BTW, we've got another gift for you. All the more excuse to get together soon.
Our fridge is probably flammable. The outside of it at least. Does give you some insight into what kind of home you are in.
the pix is cropped-- where in the house IS the Brain Center??
This is fun, I will have to do it also! From what I could make out in the catalog, I think you were lieing about a gun cabinet. You are looking to order a truss, aren't you?
If I had a stainless steel fridge, I would banish fridge magnets too, and probably spend a couple of hours each day just gazing at it with lust.
As it is, I still have drawings that my kid made 6 years ago stuck lopsidedly on mine.
It looks just like home, except our fridge is covered in little kid drawings.
Doc
Our fridge used to have all kinds of sweet cool things, but now it's pretty much like yours. Oh, and don't even get me started on my computer desk. I would need a shovel to clean it off.
I need to get me one of those catalogues. I'm running low on bullets.
Which, you know, just won't do when you live in Los Angeles.
Not to sound all cocky, but I knew that would be fun. Thank you for indulging me!
Looks like home.
Um... I would like to do this... but my fridge is covered with the XXX magnetic poetry kit. Ha! You think I kid!
signed,
jin
the demure tart
;-D
Shalom Toots,
Love the nerve center. I dig this post and glimpse into the The Compound's sense of order. We are similar :)
Great fridge.
AbFab and All Mod Cons and maybe a Nick Cave quote for good measure . . .
Gotta say, the fridge is an increibly awesome touch. Almost inspires me to try to cook more!
(Seriously, I think I've seen something like this only in places like the Biltmore and Ford houses, and in Europe -- all power to you).
Cheers on the nonfiction (including blogomania)!
Nick Cave fragment of the day: "It was the dirty end of winter . . ."
Iggy Pop -- "Neighborhood Threat" -- creepy but groovy.
"Did you look into his crazy eyes?"
(Preferably not ;-)
We have a stainless fride also, and magnets won't stick to the front, but the side's a nasty clump.
I'm just glad you weren't shoppin' for one of those fanny packs. I was going to be worried about you.
Incidentally, I lost my mindfulness packet. Can you fax me yours?
Freida, I'll be happy to share the exercises with you. I'm still stuck on the second one, which involves me sitting and staring at a coffee cup for up to an hour. As far as the fannypacks go, that is the only excuse for having one--to conceal a handgun.
Erik, I have looked into those "crazy eyes". It heightens the senses.
Katie, howdy!

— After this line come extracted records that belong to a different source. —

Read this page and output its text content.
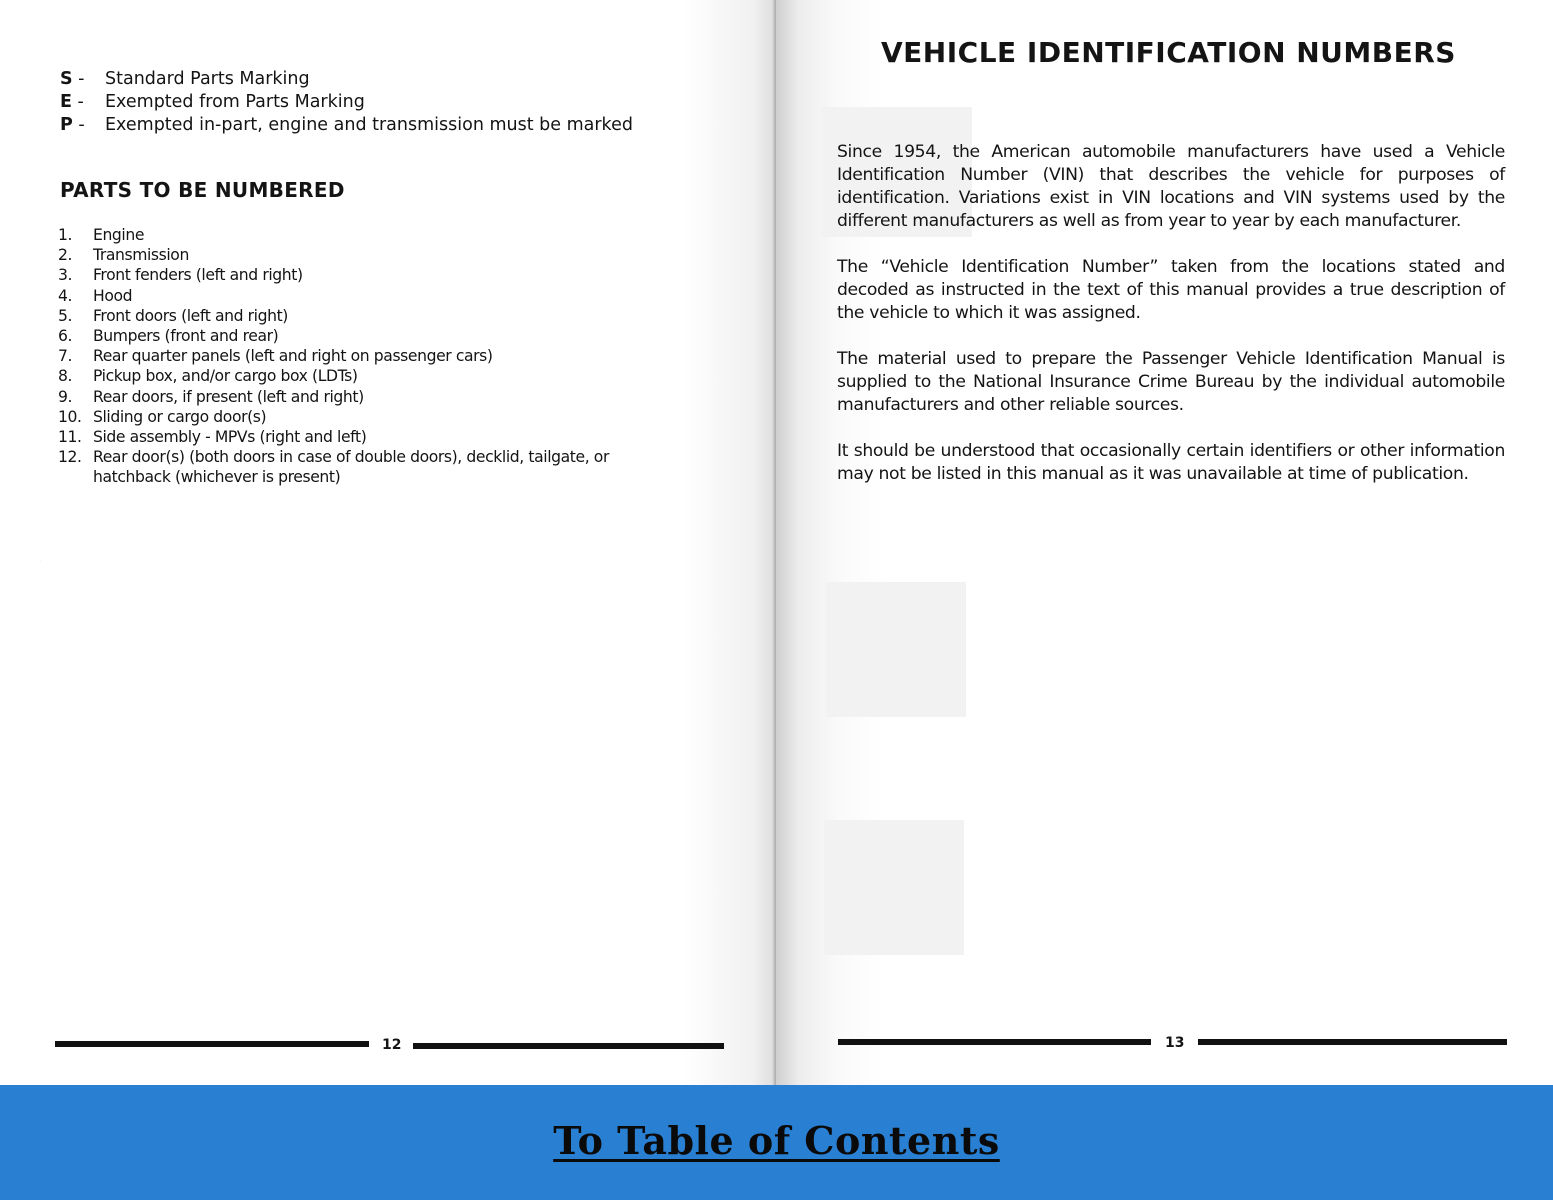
S -	Standard Parts Marking
E -	Exempted from Parts Marking
P -	Exempted in-part, engine and transmission must be marked
PARTS TO BE NUMBERED
1.	Engine
2.	Transmission
3.	Front fenders (left and right)
4.	Hood
5.	Front doors (left and right)
6.	Bumpers (front and rear)
7.	Rear quarter panels (left and right on passenger cars)
8.	Pickup box, and/or cargo box (LDTs)
9.	Rear doors, if present (left and right)
10. Sliding or cargo door(s)
11. Side assembly - MPVs (right and left)
12. Rear door(s) (both doors in case of double doors), decklid, tailgate, or hatchback (whichever is present)
12
VEHICLE IDENTIFICATION NUMBERS

Since 1954, the American automobile manufacturers have used a Vehicle Identification Number (VIN) that describes the vehicle for purposes of identification. Variations exist in VIN locations and VIN systems used by the different manufacturers as well as from year to year by each manufacturer.

The “Vehicle Identification Number” taken from the locations stated and decoded as instructed in the text of this manual provides a true description of the vehicle to which it was assigned.

The material used to prepare the Passenger Vehicle Identification Manual is supplied to the National Insurance Crime Bureau by the individual automobile manufacturers and other reliable sources.

It should be understood that occasionally certain identifiers or other information may not be listed in this manual as it was unavailable at time of publication.

13
To Table of Contents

Yeah, we've confined our clutter now to a little area. Whew.
Jin, I for one, would love to see that. You can compose naughty messages for your readers...
D-Cup, thanks for thinking of us!
Vikki, no kidding. The way the economy is going, we can all use to stock up...
Coolcat, sorry to hear about losing a place for your cool stuff...is that what the computer desk is for now?
Doc, ours used to be. Enjoy it while you got it!
Barbara, I keep those drawings on my desk at work.
Skylersdad, that may be a truss, but it's apparently a truss that holds AK-47 magazines and hand grenades.
Cap'n, that's the kitchen, directly across from the fridge.
Ten, I don't remember inspecting your fridge. I wish I had.
Johnny, yeah...I'll call you.
You should live in a cardboard box like me. No clutter at all!
Our fridge looks the same. I like the skeletons on the desktop!